SenseTime präsentiert Large Language Model "Rixin V6.5": Multimodale Inferenz vergleichbar mit Gemini 2.5 Pro, Kosten stark gesenkt

SenseTime hat das Large Model V6.5 vorgestellt. Die Verbesserung der multimodalen Inferenz treibt den Prozess der AGI voran.

The ability to perceive and process multimodal information is the core requirement of AGI and the inevitable path from language models to AGI.

From multimodal perception and reasoning to interaction, the evolution of multimodal intelligence will drive the next stage of AI development.

On July 27, 2025, at the [Boundless Love, Shaping the Future] WAIC 2025 Large Model Forum co - hosted by the Artificial Intelligence Committee of the All - China Federation of Industry and Commerce and organized by SenseTime, SenseTime released the new "Rixin SenseNova V6.5" (hereinafter referred to as "Rixin V6.5") large - model system. The multimodal foundation large model has achieved a breakthrough upgrade, bringing a leap for AI from a "productivity tool" to "productivity". SenseTime's core product, SenseTime Little Raccoon, has also completed an upgrade of its intelligent agent.

In 1950, Turing defined AI as "human - like ability" through the "imitation game". However, actual AI has never been able to break free from the category of "tools" and once fell into a trough of development. In the era of large models, with the breakthrough in multimodal fusion capabilities, AI has gradually reached the boundary of AGI and truly started to approach the "human - like" standard.

Xu Li, the first rotating chairperson of the Presidium of the Artificial Intelligence Committee of the All - China Federation of Industry and Commerce, and the Chairman and CEO of SenseTime, said, "SenseTime has always explored the essence of artificial intelligence, stimulated maximum intelligence through technological innovation, and promoted the leap of AI from a 'tool' to a 'human', making it a real productivity."

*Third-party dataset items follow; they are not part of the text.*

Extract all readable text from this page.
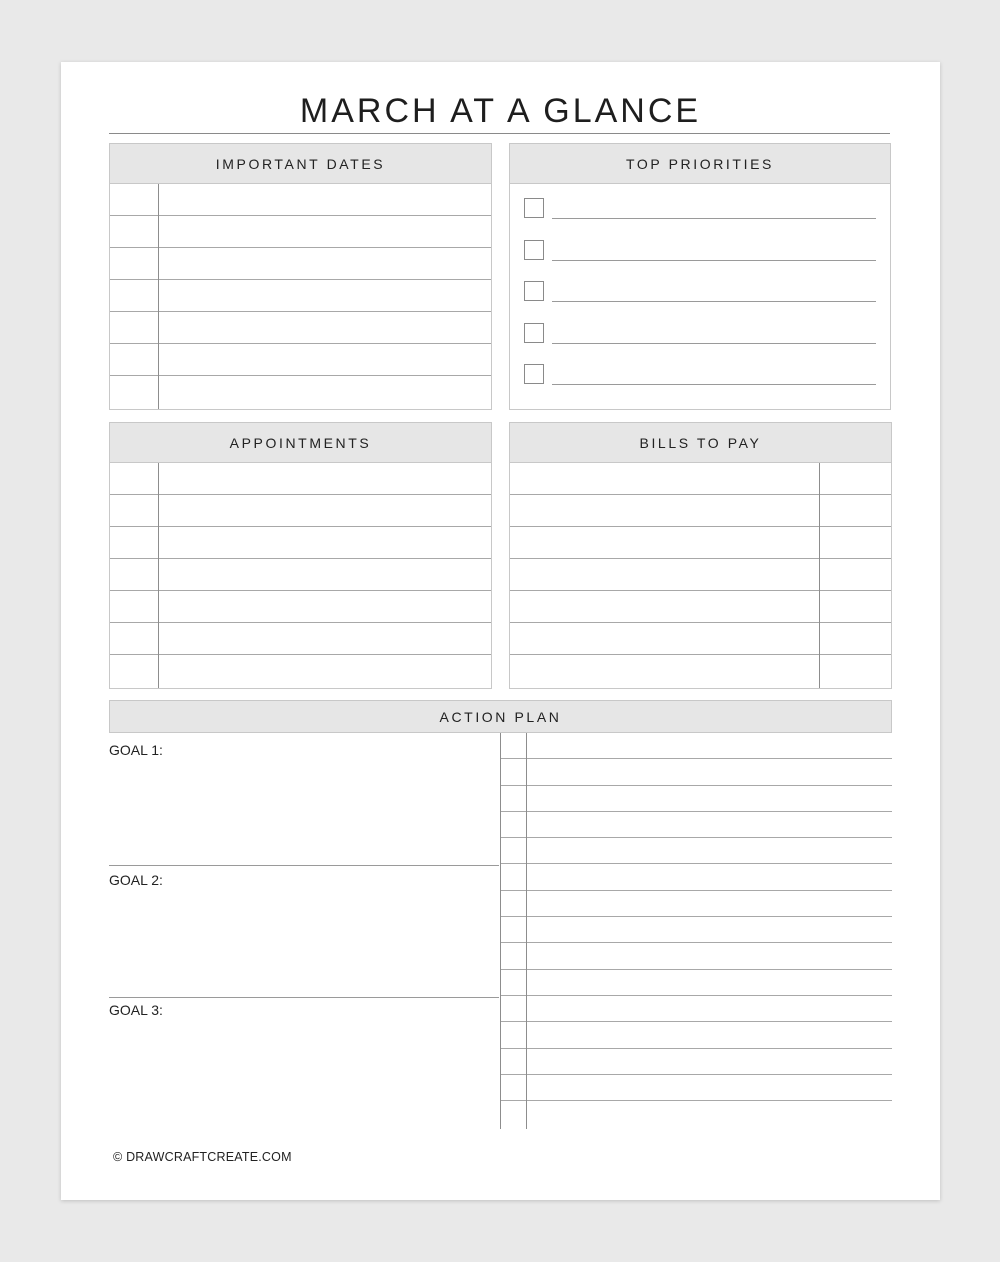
MARCH AT A GLANCE
IMPORTANT DATES	TOP PRIORITIES
APPOINTMENTS	BILLS TO PAY
ACTION PLAN
GOAL 1:
GOAL 2:
GOAL 3:
© DRAWCRAFTCREATE.COM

01 Rixin V6.5 Upgraded: Breakthrough Upgrade Touches the "Depth of Understanding"

SenseTime's "Rixin V6.5" multimodal foundation large model brings three breakthrough upgrades:

1. Strong reasoning: A multimodal thinking chain with interleaved text and images, and its reasoning performance is comparable to that of Gemini 2.5 Pro and Claude 4 - Sonnet;

2. High efficiency: Optimization of the multimodal architecture, with a more than three - fold increase in cost - performance;

3. Intelligent agent: Significantly leading in data analysis, supporting end - to - end scenario implementation, and achieving a closed - loop of value.

Through the data advancement of the multimodal thinking chain and the data synthesis of the text - image interleaved thinking chain, the multimodal reasoning and interaction performance of SenseTime's "Rixin V6.5" has been significantly improved:

[Core Indicators] The text reasoning ability and multimodal reasoning have been significantly improved, surpassing Gemini 2.5 Pro and Claude 4 - Sonnet; the multimodal interaction ability surpasses Gemini 2.5 Flash and GPT - 4o, with outstanding performance in all aspects

SenseTime's "Rixin V6.5" is the first to break through the text - image interleaved thinking chain technology, introducing visual thinking into the large model, becoming the first commercial - grade large model in China to achieve text - image interleaved thinking.

In human thinking, visual thinking and logical thinking are equally important, and only their organic combination can form a comprehensive thinking ability. As the saying goes, "A picture is worth a thousand words." A picture can often trigger more effective thinking than a long paragraph of text. Currently, although mainstream multimodal models have achieved the integration of multiple modalities at the input end, the thinking and reasoning process still mainly relies on language reasoning, and there are still shortcomings in graphical and spatial reasoning.

The key to constructing a multimodal thinking chain lies in the graphical representation of information, which is more challenging than a pure - text thinking chain. It not only needs to present the text thinking process but also generate images as thinking nodes, which is difficult to achieve on a large scale through pure manual methods. SenseTime's R & D team first constructs seed data based on the understanding of the thinking process, trains the model through supervised fine - tuning (SFT) to initially have the ability of text - image interleaved thinking, and then significantly improves the multimodal reasoning ability through multiple rounds of reinforcement learning.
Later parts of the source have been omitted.